Rivers and Watercourses

The landscape was carved by glaciers and rivers long before humans first settled in the British Isles. People have exploited the many natural resources such as land, stone and wood but especially water. The long valleys worn through the landscape by many rivers provided routes as well as rich farmland. The Wylye valley in Wiltshire or the Exe valley in Somerset and Devon are examples of rivers and roads running together. Agriculture in many areas depended on river irrigation such as the water meadows of southern England found at places like Codford in Wiltshire.

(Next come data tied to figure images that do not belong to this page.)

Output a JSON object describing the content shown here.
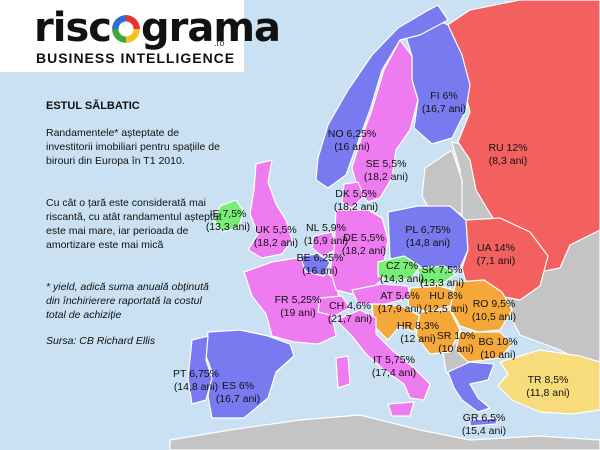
{
  "logo": {
    "brand_before": "risc",
    "brand_after": "grama",
    "domain": ".ro",
    "tagline": "BUSINESS INTELLIGENCE"
  },
  "legend": {
    "title": "ESTUL SĂLBATIC",
    "intro": "Randamentele* așteptate de investitorii imobiliari pentru spațiile de birouri din Europa în T1 2010.",
    "explanation": "Cu cât o țară este considerată mai riscantă, cu atât randamentul așteptat este mai mare, iar perioada de amortizare este mai mică",
    "footnote": "* yield, adică suma anuală obținută din închirierere raportată la costul total  de achiziție",
    "source": "Sursa: CB Richard Ellis"
  },
  "colors": {
    "sea": "#c9e1f2",
    "other_land": "#c4c4c4",
    "magenta": "#ee7cf0",
    "blue": "#7a7af0",
    "red": "#f26060",
    "orange": "#f4a83a",
    "yellow": "#f8dc7c",
    "green": "#78ee78",
    "border": "#ffffff"
  },
  "countries": [
    {
      "code": "FI",
      "yield": "6%",
      "years": "(16,7 ani)",
      "color": "blue"
    },
    {
      "code": "NO",
      "yield": "6,25%",
      "years": "(16 ani)",
      "color": "blue"
    },
    {
      "code": "SE",
      "yield": "5,5%",
      "years": "(18,2 ani)",
      "color": "magenta"
    },
    {
      "code": "DK",
      "yield": "5,5%",
      "years": "(18,2 ani)",
      "color": "magenta"
    },
    {
      "code": "RU",
      "yield": "12%",
      "years": "(8,3 ani)",
      "color": "red"
    },
    {
      "code": "IE",
      "yield": "7,5%",
      "years": "(13,3 ani)",
      "color": "green"
    },
    {
      "code": "UK",
      "yield": "5,5%",
      "years": "(18,2 ani)",
      "color": "magenta"
    },
    {
      "code": "NL",
      "yield": "5,9%",
      "years": "(16,9 ani)",
      "color": "magenta"
    },
    {
      "code": "BE",
      "yield": "6,25%",
      "years": "(16 ani)",
      "color": "blue"
    },
    {
      "code": "DE",
      "yield": "5,5%",
      "years": "(18,2 ani)",
      "color": "magenta"
    },
    {
      "code": "PL",
      "yield": "6,75%",
      "years": "(14,8 ani)",
      "color": "blue"
    },
    {
      "code": "UA",
      "yield": "14%",
      "years": "(7,1 ani)",
      "color": "red"
    },
    {
      "code": "CZ",
      "yield": "7%",
      "years": "(14,3 ani)",
      "color": "green"
    },
    {
      "code": "SK",
      "yield": "7,5%",
      "years": "(13,3 ani)",
      "color": "green"
    },
    {
      "code": "FR",
      "yield": "5,25%",
      "years": "(19 ani)",
      "color": "magenta"
    },
    {
      "code": "CH",
      "yield": "4,6%",
      "years": "(21,7 ani)",
      "color": "magenta"
    },
    {
      "code": "AT",
      "yield": "5,6%",
      "years": "(17,9 ani)",
      "color": "magenta"
    },
    {
      "code": "HU",
      "yield": "8%",
      "years": "(12,5 ani)",
      "color": "orange"
    },
    {
      "code": "RO",
      "yield": "9,5%",
      "years": "(10,5 ani)",
      "color": "orange"
    },
    {
      "code": "HR",
      "yield": "8,3%",
      "years": "(12 ani)",
      "color": "orange"
    },
    {
      "code": "SR",
      "yield": "10%",
      "years": "(10 ani)",
      "color": "orange"
    },
    {
      "code": "BG",
      "yield": "10%",
      "years": "(10 ani)",
      "color": "orange"
    },
    {
      "code": "IT",
      "yield": "5,75%",
      "years": "(17,4 ani)",
      "color": "magenta"
    },
    {
      "code": "PT",
      "yield": "6,75%",
      "years": "(14,8 ani)",
      "color": "blue"
    },
    {
      "code": "ES",
      "yield": "6%",
      "years": "(16,7 ani)",
      "color": "blue"
    },
    {
      "code": "TR",
      "yield": "8,5%",
      "years": "(11,8 ani)",
      "color": "yellow"
    },
    {
      "code": "GR",
      "yield": "6,5%",
      "years": "(15,4 ani)",
      "color": "blue"
    }
  ]
}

Rivers supplied not only water to drink or for irrigation and washing but also fish, reeds, transport and power. Without water much industrial development would have been impossible and the transport of heavy loads far more difficult. Water powered medieval corn and fulling mills, early modern forge hammers and blade mills, the woollen and cotton mills of the industrial revolution and modern industries like papermaking at Stodland in Kent, brewing at Burton, and food processing. Water also powered the locks and lifts of the canal system and all forms of steam engine from the draining and lifting engines found in mines like Wearmouth colliery to the locomotives on the Devon and Somerset Railway. In more recent times rivers have been dammed for reservoirs to supply towns and cities and for recreation.
Although water is essential to life it can also destroy it. Great floods have regularly swept away people, animals and buildings and few have caused as much distress as the 1952 Lynmouth disaster. Water also carries disease and the use of waterways as sewers for human and industrial refuse as well as the digging of wells and cesspits in close proximity has led to epidemics such as the Sunderland cholera outbreak in 1831—2.